'Boom Boom' Comes Home Pitching Reality TV Show
YOUNGSTOWN, Ohio -- Ray “Boom Boom” Mancini says he has dreamed for 25 years of bringing television and film production to his hometown here. Now his dream is at the heart of a proposed reality show he is working on with the director of the biopic based on the boxing champ’s life.
“Boom Boom Goes Home” is the tentative title of the reality show, which would chronicle the former World Boxing Association lightweight champion and his efforts to develop TV and film production locally. Mancini, whose Boom Boom Entertainment is the parent company of Boom Boom Productions and Champion Pictures, is leasing production space and offices in the Ohio One Building downtown.
“I’ve been talking about this for a long time,” Mancini told The Business Journal. In 1989, he recalled, he wrote down his dreams and goals for what he wanted to do back in Youngstown, one of which was to develop a studio downtown, something he saw as a “very big possibility” back then and now views as a probability. “We’re making it happen,” he said.
“Downtown Youngstown could be downtown Brooklyn, the lower East Side of New York, South Street in Philadelphia, the North End of Boston, yet 10 minutes into Columbiana or Poland, Boardman and Canfield, you’re in the rolling hills of Nebraska and the flatlands of New Mexico or the green pastures of Washington state,” Mancini said.
“It’s the business of illusion.

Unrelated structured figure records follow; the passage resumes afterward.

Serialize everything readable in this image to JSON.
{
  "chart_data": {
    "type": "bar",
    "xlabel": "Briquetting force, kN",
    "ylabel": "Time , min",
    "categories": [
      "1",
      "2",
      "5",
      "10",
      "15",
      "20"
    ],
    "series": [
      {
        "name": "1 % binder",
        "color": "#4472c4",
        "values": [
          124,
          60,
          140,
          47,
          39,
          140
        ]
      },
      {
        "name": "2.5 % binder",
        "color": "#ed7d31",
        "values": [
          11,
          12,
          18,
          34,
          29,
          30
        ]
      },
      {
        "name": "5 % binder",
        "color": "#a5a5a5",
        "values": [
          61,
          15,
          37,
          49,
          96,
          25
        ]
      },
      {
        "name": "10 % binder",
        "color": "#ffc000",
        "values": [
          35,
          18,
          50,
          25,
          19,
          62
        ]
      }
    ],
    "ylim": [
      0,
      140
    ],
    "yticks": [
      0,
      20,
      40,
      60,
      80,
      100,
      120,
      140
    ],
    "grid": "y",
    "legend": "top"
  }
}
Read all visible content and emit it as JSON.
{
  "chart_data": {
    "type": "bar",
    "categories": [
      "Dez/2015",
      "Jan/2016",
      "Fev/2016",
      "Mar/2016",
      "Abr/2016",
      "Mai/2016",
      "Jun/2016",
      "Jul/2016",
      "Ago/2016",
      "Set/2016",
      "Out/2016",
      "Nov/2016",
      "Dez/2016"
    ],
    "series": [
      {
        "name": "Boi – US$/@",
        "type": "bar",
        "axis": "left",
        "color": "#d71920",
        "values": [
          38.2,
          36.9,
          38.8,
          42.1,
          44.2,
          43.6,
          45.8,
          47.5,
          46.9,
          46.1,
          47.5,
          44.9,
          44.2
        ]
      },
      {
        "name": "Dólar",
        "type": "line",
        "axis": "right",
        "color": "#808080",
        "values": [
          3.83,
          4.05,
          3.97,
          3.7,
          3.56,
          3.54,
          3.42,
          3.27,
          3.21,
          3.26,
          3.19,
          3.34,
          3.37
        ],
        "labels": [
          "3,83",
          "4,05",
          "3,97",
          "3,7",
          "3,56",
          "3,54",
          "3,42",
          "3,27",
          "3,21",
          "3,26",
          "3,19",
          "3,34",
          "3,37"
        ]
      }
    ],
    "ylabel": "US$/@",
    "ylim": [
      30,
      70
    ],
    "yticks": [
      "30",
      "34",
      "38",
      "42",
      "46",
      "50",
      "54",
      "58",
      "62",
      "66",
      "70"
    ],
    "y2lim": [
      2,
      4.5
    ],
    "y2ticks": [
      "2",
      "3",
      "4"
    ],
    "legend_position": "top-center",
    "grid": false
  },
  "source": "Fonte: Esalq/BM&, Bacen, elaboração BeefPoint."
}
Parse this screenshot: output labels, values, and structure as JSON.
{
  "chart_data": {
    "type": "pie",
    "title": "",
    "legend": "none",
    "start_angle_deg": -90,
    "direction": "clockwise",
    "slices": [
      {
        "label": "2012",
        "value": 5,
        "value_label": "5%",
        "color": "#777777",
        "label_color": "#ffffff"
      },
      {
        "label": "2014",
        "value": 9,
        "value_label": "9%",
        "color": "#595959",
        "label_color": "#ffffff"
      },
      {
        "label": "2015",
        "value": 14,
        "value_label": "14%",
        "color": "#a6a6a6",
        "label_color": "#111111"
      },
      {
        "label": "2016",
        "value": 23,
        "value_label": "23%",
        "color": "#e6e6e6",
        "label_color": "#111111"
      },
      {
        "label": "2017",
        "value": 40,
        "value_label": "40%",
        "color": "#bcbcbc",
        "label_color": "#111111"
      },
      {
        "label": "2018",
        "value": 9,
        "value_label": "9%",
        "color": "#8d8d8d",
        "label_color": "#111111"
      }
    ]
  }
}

We have everything to offer here so why not try to bring production here, and that’s what I’m trying to spearhead.”
Mancini was approached several months ago by Jesse James Miller, who directed the documentary film based on The Good Son: The Life of Ray Boom Boom Mancini, the biography written by Mark Kriegel, about a possible reality show.
“Ray is a reality show sometimes,” remarked Miller, who is producer, director and writer for his Profile Films, based in Vancouver, British Columbia. Profile and Thunderbird Entertainment are jointly developing the reality series.
Over the three years of producing and filming The Good Son, Miller says he and Mancini became good friends and have been working on other projects ever since. He proposed the reality show, which would chronicle Mancini bringing his family here from Los Angeles and his efforts to develop the studio.
“It’s a chance to be able to showcase the town in a good light and to show that we could become a real player in the entertainment business,” Mancini said.
“The timing was right,” Miller added. “I think the genre can help Ray right now. It can help me and my production company. It’s something that’s really important in television right now and it catapults you into doing other films and stuff.”
The program would revolve around Mancini moving his wife, Campbell native Tina Rozzi, and his son, Ray, back to Youngstown from Los Angeles, where he has worked in the entertainment industry.
Mancini balked at the prospect when Miller first pitched it to him.
“The only reason I’m interested now is because the game’s changed,” he said. “The entertainment business has changed. Reality shows are big now. Viewers want to have some type of connection with the people they see on TV,” he said.
“Reality is the wrong word,” Miller elaborated, characterizing what he does as a “factualized hybrid entertainment” with high-end reenactments.
“My style is different than the run-and-gun kind of reality show,” he said. “He’s seen some of the stuff we’ve done at Profile Films and it’s been a little more filmic, a little more story-oriented kind of stuff so he [Mancini] feels safe there.”
Miller noted that more documentary and feature filmmakers like him are entering the genre. “The bar of all television is much higher now so you can’t really get away with just showing up with a camera and zooming in on somebody’s face,” he said.
Additionally, the options for distribution have expanded beyond the traditional broadcast television, cable and satellite networks now that Netflix, Amazon and Google are producing original content, Mancini pointed out. The agency he is working through has mentioned networks such as A&E and Discovery as possibilities for the series, he said.
Based on the pitch, “They love it and everybody wants to see it,” Miller said. Right now, a 13-episode run is envisioned, he said.
“Obviously the starting of the studio is a big element of the show,” Miller said. “It’s very important I think for the city and also for Ray. As a filmmaker I came here, location scouted a feature film and it’s amazing. It’s a studio backdrop. There’s a lot of opportunity here, the tax breaks are good and so it’s enticing for filmmakers like myself to come here.”
Mancini added he has had meetings with “major producers in Hollywood” who might be interested in coming to Youngstown to do original programming. “That’s a major coup. That’s what I’m working on here, so I’m going to make it happen,” he said.
Pictured: Ray Mancini talks with producer Jesse James Miller while videographer Ken Johns films for Mancini's new reality show, "Boom Boom Returns to Youngstown."